Walgreens Boots CEO Stefano Pessina has been adamant about making this merger with Rite Aid happen, and the companies have been sweetening the pot for weeks to move along the process. Speaking to analysts in January, Pessina said the company had "no plan B” if the merger is scuttled, and later that month at Walgreens' shareholders meeting, he said the organization was “actively engaged in dialogue with the FTC” and declared “We’ll do anything we can to support their work.”
But that attitude may have run its course, with recent reports indicating that Walgreens is mulling a declaration of “certified compliance” — a shot across the bow to the FTC that essentially lets regulators know that the drugstore retailer considers the information and actions it’s taken to gain approval for the merger are sufficient and complete. Such an ultimatum gives regulators 30 days to decide one way or another, finally capping off a process that has dragged for close to 18 months. But it’s risky, because it could force the FTC to decide against the merger if it believes its antitrust concerns haven’t been addressed, something that now looks likely.
“We’re a little surprised that Fred’s is able to buy 865 stores, but if approved it would be very significant to create a third national competitor,” Betty Chan, a senior analyst at Elevation Securities, told Retail Dive late last year. “Fred being a new national competitor now is something that the FTC would like to see — it’s just a question of whether or not they can hammer out the final details now.”

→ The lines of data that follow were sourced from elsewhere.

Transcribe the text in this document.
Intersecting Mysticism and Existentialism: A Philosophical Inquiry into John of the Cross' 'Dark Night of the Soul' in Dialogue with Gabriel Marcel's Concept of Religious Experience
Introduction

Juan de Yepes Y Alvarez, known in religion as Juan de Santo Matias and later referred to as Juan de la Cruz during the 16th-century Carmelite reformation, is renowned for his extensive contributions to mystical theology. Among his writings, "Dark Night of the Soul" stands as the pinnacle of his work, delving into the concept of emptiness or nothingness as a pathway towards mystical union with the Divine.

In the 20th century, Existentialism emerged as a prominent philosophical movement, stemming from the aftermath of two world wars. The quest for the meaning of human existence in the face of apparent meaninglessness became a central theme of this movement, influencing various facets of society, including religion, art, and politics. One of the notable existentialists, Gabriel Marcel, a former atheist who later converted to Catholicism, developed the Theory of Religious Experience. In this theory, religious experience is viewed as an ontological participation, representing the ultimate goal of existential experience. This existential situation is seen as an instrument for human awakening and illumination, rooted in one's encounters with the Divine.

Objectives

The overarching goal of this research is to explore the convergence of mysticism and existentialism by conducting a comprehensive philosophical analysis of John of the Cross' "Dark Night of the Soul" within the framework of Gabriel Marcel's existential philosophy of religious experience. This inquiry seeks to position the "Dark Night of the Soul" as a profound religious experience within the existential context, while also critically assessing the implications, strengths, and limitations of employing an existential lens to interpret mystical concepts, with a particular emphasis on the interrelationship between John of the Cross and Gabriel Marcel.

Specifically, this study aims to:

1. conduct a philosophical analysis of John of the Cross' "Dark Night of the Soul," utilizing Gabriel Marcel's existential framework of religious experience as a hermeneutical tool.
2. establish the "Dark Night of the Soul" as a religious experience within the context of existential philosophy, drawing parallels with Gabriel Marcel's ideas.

Rival drugstore chain CVS reportedly has warned the FTC that the sale to Fred’s isn’t sufficient to ensure competition, comparing the situation to Safeway’s sale of 146 stores to Haggen Holdings in 2015 in order to win antitrust clearance for its merger with Albertsons. Haggen eventually went bankrupt, and sold some stores back to Albertsons in the process. Bloomberg notes that the FTC may be vulnerable to such warnings and is hoping to avoid that kind of situation.
But a spokesman from Fred's told Retail Dive earlier this year that the company is in a good position and is working closely with the FTC. "Fred's is an extremely well-positioned buyer that is ready, willing and able, with the proposed divestiture assets, to maintain and enhance competition in the retail pharmacy market," he said in an email. "Fred’s looks forward to realizing the considerable benefits this transaction will bring to customers, patients, payors, supplier partners, team members and shareholders."
Even before Wednesday's report, some observers weren't all that sanguine about the deal’s prospects, considering the antipathy the Obama-era FTC has shown against mega-mergers, including deals involving retailers. Last May, for example, regulators scuttled a proposed $6.3 billion tie-up between rivals Office Depot and Staples, despite Amazon’s entry into the office supplies retail and business contracts spaces. The FTC has just two members post-election, one Democrat and one Republican, so chances for a unanimous decision are seen as murky.